Conheci Delfim Netto na tarde de 17 de fevereiro de 1978, uma sexta-feira de chuva copiosa. Deixara havia dias a embaixada em Paris e participava da inauguração da estação Sé do metrô —ele e dezenas de milhares de pessoas, atraídas por um show grátis de Aguinaldo Timóteo.

Apesar do aguaceiro, era o proverbial peixe fora d’água. Acaudilhara a economia, assinara o AI-5 e passara o pires junto ao empresariado para financiar centros de sevícia de dissidentes —e lá estava ele, todo desengonçado, dando tapinhas nas costas de candidatos a vereador.

Fomos, os repórteres, perguntar-lhe que "catzo" fazia ali. Intuíamos um lero-lero, porque um assunto mais chato que unha encravada afligia os politiqueiros: a nomeação do próximo governador paulista. Ele não tinha a mais remota chance de abiscoitar o cargo, mas simulava estar na parada.
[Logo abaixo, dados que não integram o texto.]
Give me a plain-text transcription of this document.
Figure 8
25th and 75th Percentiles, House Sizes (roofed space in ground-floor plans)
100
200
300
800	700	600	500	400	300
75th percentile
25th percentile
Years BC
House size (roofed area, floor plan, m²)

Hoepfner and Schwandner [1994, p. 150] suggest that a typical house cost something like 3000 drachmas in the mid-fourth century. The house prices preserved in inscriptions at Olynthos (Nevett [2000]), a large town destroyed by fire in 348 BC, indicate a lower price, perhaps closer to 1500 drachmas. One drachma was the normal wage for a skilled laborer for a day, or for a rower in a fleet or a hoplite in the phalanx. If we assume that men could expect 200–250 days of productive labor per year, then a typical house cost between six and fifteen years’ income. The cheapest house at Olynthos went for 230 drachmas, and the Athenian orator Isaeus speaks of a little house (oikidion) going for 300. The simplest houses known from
"São Paulo vale bem uma missa", respondeu. Com Paris no lugar de São Paulo, a frase fora dita por Henrique 4º para justificar a conversão ao catolicismo e se tornar rei da França. Perguntei se devia chamá-lo de delfim de França ou rei do Brasil. "Me chame de professor", disse, rindo.

Era assim, com uma pilhéria rococó, que ensaiava os primeiros —e canhestros— passos no minueto da política miúda. Acabou por impor seu estilo ao baile do baixo clero: voltou a ser ministro, foi deputado por 20 anos, aconselhou soberanos protestantes e papistas.

Não foi rei, mas, como se acreditou piamente na sua conversão de autocrata em democrata, morreu ao som de ladainhas à direita e à esquerda. Foi um destino mais aprazível que o de Henrique 4º, esfaqueado e morto por um católico fanático.